I ordered an out-out-region beer, Edna corrected me and insisted I try a local brew. I surrendered and had two of whatever she suggested! In-between the 1st and 2nd, Tom and Bernard coaxed me to the back courtyard. To my grateful surprise we walked into a small separate building and onto a small covered Rolle Bolle court.
Through translation, Bernard asked “thick or thin”? referring to the width of the bolle. He presented what he had and I signified with two fingers another two inches to the width of his bolle. He uttered something and Tom translated… “big court player”.
I rather reverently, given my history, the place and the circumstance, entered the court. Bernard bent, rolled and we all watched as the bolle curled toward the peg and came to rest two feet from target. Shyly, I took a more pronounce angle, bent, and then rolled, ever so much more gently with a wider curl and the bolle circled round then back, hitting the peg, falling 2 inches from the peg.

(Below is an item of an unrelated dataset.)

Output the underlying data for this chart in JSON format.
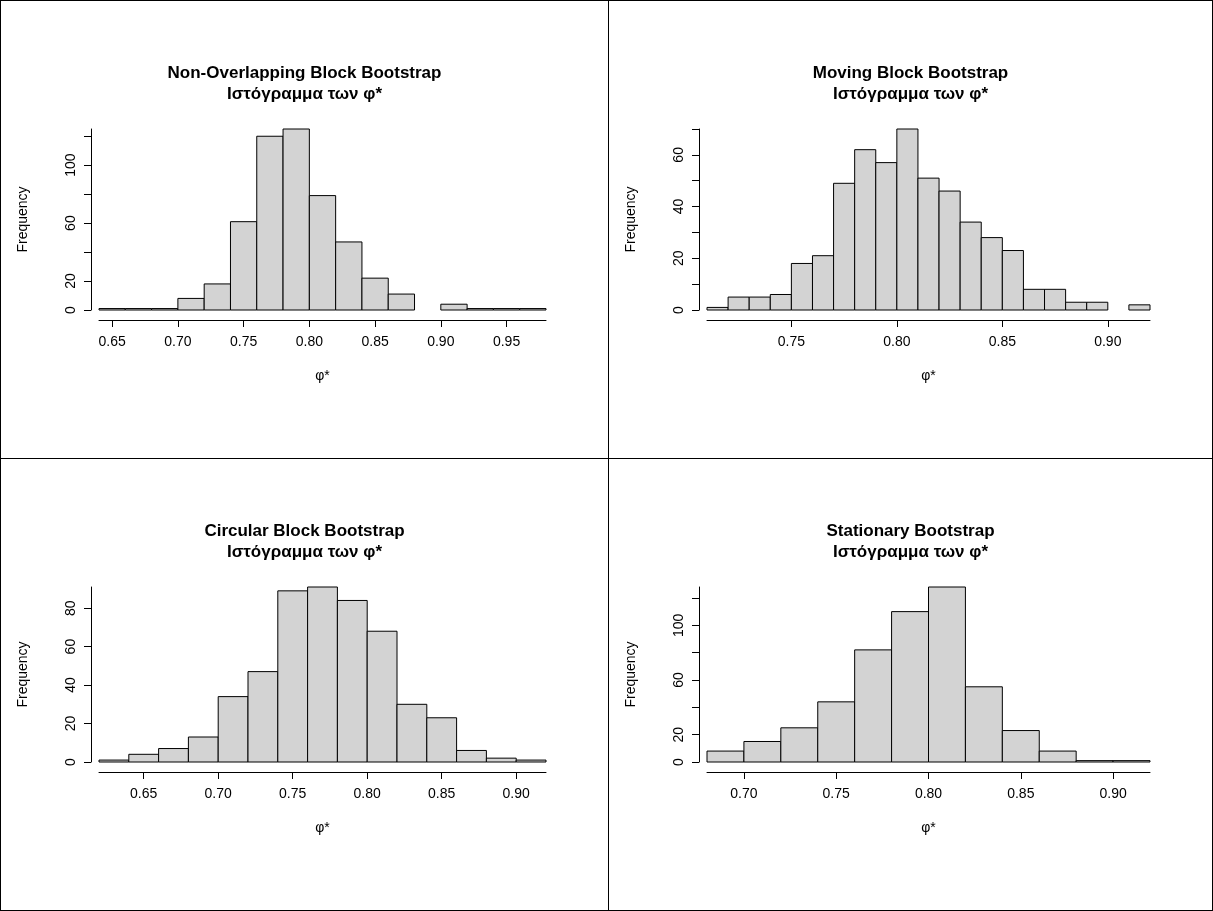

I looked at Tom, his mouth a little drawn, and said “lucky turn I guess”. Bernard said (eventually translated by Tom) “How long did he say it’s been since he threw a bolle?”
We threw some more. The rest of the folks from New England and Florida gathered and I gave up my “”moment””. They all took turns, rolling the bolle, lauding and languishing their throws. All enjoyed their new experience, their new cultural exposure, their new source of fun.
For me… The sounds, the laughter and jestures, the experience, was a fond reconnect to Ghent, to family, to tradition, to heritage and a connection to new friends.
LIFE doesn't get much better ! Blessed.
PS. Thank You Edna and Bernard
A quiet farming road. The smell on earth and manure. The 40 bikes single file and the call being passed down is “stopping”. We all park our bikes dutifully.
it’s a strawberry stop. These strawberries were fresh from a vending machine for 3.50 euros. They were fantastic. While we were there several cars pulled in to get their fresh strawberries.
what a treat! I’m the middle of our 30 miles to have fresh strawberries from a vending machine!